In essence, the Paceman adds a sporty flair to a functional design with its sloped aerodynamic roof, wider rear quarter and sport suspension componentry as standard fare. The Cooper S ALL4 model adds all-wheel drive to the equation.

All versions of the Paceman draw their motive force from a 1.6-liter inline 4-cylinder with Valvetronic fuel injection. Cooper models are naturally aspirated and produce 121 horsepower at 5,500 rpm along with 114 pound-feet of torque at 4,250 rpm. Cooper S models receive an intercooled turbocharger along with Direct Injection, while delivering 181 horses at 5,500 rpm and 177 pound-feet of torque in a range from 1,700 to 5,000 rpm. The John Cooper Works limited edition GP comes with considerable “tweaking” and cranks out an impressive 211 horsepower at 6,000 rpm while also generating 207 pound-feet of torque from 2,000 to 5,100 rpm. Only 2,000 JCW GP models will be offered worldwide, of which 500 sequentially numbered vehicles will find their way to the US.

Auto journalists were flown into San Juan, Puerto Rico and transported across the island by a charter flight to Ponce, Puerto Rico on the opposite coast. The base starting point for the test drive was the “Bulldog Inn” a specially converted Ramada Inn. A walk to dinner where a full presentation on the MINI Paceman was made took place at the Ponce School of Architecture. The following day provided a challenging two-hour plus drive over narrow, twisting roads filled with chickens, stray dogs and large trucks. Puerto Ricans tend to own the road and prefer not to be challenged. The drive took us to the Hacienda Pomarrosa Coffee Plantation for a workshop on the Paceman models and lunch featuring authentic Puerto Rican cuisine.

My first driving partner and I started the first leg of the program by taking turns piloting a MINI Paceman Cooper S with a six-speed automatic transmission that sported a Brilliant Copper exterior with a Black top and Gray interior. My second driving partner and I drove an ALL4 Cooper S Paceman with a solid Starlight Blue metallic exterior and Black interior. Pricing for the Cooper S Paceman began at $27,500 with the ALL4 model starting at $29,200. I did not get a chance to experience the JCW GP model which starts at $36,200. Add $700 for all models for destination charges.

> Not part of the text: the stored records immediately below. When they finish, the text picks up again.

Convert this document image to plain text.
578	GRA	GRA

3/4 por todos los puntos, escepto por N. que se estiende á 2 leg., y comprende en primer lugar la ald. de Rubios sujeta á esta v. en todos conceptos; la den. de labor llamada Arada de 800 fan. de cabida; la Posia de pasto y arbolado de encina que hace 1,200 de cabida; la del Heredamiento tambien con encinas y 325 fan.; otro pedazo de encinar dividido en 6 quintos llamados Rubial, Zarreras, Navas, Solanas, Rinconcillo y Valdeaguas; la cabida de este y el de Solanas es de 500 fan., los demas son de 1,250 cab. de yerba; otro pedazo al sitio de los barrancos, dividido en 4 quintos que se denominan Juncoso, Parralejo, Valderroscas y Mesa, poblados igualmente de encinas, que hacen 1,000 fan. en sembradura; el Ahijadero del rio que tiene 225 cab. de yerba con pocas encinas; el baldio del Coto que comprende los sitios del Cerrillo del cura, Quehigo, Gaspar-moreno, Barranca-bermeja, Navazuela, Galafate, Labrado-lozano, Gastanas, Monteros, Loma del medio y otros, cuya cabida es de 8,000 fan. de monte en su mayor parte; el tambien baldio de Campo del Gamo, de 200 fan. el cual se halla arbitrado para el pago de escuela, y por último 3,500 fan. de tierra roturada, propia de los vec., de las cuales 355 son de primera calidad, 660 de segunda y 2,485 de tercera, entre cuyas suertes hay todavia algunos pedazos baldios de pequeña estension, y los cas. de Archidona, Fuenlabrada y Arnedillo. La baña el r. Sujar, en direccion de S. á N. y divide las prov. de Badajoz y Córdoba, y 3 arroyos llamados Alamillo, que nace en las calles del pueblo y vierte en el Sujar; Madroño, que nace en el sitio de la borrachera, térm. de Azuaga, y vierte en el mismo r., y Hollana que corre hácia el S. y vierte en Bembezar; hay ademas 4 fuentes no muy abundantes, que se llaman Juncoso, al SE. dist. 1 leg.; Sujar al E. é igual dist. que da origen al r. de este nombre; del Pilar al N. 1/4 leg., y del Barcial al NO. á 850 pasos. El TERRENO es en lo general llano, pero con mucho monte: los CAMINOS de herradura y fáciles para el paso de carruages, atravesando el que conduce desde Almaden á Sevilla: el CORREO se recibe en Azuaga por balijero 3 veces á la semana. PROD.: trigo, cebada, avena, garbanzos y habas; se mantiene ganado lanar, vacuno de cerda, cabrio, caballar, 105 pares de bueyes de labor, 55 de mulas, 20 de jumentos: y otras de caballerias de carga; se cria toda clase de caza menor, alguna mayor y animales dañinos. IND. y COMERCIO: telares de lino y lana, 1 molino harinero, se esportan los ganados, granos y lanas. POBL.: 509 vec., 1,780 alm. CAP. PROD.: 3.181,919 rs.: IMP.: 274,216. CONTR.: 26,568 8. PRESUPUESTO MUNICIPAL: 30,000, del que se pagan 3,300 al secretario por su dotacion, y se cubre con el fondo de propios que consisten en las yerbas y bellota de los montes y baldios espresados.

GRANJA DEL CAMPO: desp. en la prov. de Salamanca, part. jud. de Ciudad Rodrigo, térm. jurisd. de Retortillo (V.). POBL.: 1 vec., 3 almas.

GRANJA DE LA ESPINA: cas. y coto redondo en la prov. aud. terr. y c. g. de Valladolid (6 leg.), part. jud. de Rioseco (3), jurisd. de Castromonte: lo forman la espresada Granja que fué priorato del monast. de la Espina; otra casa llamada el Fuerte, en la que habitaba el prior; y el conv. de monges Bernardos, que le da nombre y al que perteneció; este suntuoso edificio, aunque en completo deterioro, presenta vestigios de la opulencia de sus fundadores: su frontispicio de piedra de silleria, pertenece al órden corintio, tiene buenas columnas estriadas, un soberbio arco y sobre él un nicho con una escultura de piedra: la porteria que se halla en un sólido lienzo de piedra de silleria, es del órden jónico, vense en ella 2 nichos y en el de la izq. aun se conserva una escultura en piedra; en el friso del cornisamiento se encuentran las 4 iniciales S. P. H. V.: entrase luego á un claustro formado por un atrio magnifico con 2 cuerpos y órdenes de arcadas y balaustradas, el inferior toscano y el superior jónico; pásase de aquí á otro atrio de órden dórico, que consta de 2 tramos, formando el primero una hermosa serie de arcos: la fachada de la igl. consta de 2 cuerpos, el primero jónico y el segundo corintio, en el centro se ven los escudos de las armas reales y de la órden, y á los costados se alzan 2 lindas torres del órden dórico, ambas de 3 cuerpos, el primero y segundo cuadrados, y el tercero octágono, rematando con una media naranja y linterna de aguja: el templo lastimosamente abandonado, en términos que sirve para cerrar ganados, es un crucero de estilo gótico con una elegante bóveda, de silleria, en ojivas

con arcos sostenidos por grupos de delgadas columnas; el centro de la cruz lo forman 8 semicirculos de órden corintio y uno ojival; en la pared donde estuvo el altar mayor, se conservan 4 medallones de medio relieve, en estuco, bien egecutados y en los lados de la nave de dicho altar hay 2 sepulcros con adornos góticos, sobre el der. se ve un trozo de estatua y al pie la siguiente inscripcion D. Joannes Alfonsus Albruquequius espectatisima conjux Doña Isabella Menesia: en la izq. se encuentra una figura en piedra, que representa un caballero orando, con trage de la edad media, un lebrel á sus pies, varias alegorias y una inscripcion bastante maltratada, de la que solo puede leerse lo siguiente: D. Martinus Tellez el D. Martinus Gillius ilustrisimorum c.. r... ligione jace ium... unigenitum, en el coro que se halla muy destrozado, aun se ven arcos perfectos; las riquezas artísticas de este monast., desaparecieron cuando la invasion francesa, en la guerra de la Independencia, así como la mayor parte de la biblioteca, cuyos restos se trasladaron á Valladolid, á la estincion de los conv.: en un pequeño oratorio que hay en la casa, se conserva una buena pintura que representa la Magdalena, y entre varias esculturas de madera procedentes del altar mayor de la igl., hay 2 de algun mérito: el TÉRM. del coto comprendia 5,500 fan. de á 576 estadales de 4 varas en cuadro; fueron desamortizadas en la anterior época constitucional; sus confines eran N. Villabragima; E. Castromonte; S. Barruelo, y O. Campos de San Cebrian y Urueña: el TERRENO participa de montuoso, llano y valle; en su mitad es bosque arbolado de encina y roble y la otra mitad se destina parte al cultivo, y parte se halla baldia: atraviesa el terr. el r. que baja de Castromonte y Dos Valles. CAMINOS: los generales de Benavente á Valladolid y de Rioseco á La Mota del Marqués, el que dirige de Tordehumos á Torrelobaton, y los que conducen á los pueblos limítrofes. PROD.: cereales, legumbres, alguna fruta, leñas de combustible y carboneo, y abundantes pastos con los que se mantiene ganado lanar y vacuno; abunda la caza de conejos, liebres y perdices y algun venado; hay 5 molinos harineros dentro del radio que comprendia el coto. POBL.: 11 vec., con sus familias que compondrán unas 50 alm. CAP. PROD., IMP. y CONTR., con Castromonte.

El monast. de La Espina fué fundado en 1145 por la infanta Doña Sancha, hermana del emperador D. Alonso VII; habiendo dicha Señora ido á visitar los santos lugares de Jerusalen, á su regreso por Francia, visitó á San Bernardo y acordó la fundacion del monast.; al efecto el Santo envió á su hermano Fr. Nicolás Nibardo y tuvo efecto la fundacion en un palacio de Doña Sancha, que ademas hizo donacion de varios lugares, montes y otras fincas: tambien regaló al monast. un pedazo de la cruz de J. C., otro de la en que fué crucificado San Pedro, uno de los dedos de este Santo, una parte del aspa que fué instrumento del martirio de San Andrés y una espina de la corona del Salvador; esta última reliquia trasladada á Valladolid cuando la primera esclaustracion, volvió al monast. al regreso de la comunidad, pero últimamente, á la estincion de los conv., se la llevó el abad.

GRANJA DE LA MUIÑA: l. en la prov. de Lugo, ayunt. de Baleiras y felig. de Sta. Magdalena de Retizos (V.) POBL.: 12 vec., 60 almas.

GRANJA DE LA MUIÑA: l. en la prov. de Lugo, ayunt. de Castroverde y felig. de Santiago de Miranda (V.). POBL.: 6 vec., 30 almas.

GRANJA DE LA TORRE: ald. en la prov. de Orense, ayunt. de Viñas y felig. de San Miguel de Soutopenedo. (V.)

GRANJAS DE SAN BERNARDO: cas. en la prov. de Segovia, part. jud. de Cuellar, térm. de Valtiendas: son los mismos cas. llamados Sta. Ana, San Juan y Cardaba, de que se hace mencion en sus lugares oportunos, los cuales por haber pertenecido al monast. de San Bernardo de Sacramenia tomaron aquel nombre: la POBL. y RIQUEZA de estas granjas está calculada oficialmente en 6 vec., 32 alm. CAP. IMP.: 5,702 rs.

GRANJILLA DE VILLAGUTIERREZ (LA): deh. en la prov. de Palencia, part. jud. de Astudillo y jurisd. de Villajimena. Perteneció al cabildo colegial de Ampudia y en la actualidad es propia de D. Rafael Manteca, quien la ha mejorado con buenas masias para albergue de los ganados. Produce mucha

For those who shun the concept of a four door vehicle and think of them as being less cool than two-door rides, the Paceman’s two door form will fill the bill for MINI fans. It’s totally functional with an interior as accommodating as the Countryman. Okay, getting into the second row seats is not as easy and convenient as with four doors, but it delivers a Coupe persona, unlike the MINI Countryman.

The Paceman loses none of the go cart-like driving fun and pleasure offered by other MINI models. Acceleration is exhilarating, and handling characteristics are spot on, with excellent response from steering input. The ride quality is MINI firm – not a bad thing for devout driving enthusiasts, but perhaps a little on the harsh side for those not used to driving brand models.

Not enough models from which to choose for your taste? Another is on the way in the form of a Club Van, which will be the first rear-wheel drive MINI. Both the Cooper S and ALL4 Cooper S Paceman models were totally enjoyable to flit around Puerto Rico. I regret not having experienced the JCW GP, but one should become available soon in the press fleet for testing and review – I can hardly wait. By the way, it comes with an adjustable suspension and currently only comes with a six-speed manual gearbox for the time being, while an automatic is rumored to become available at a later date. A fully loaded JCW GP will set one back just over $43,000. But hey, it scoots from 0-60 in 5.9 seconds, with a limited top speed of 150 mph.

The local Puerto Rican MINI club was present in force for the program and showed their approval of the new Paceman – especially the JCW GP.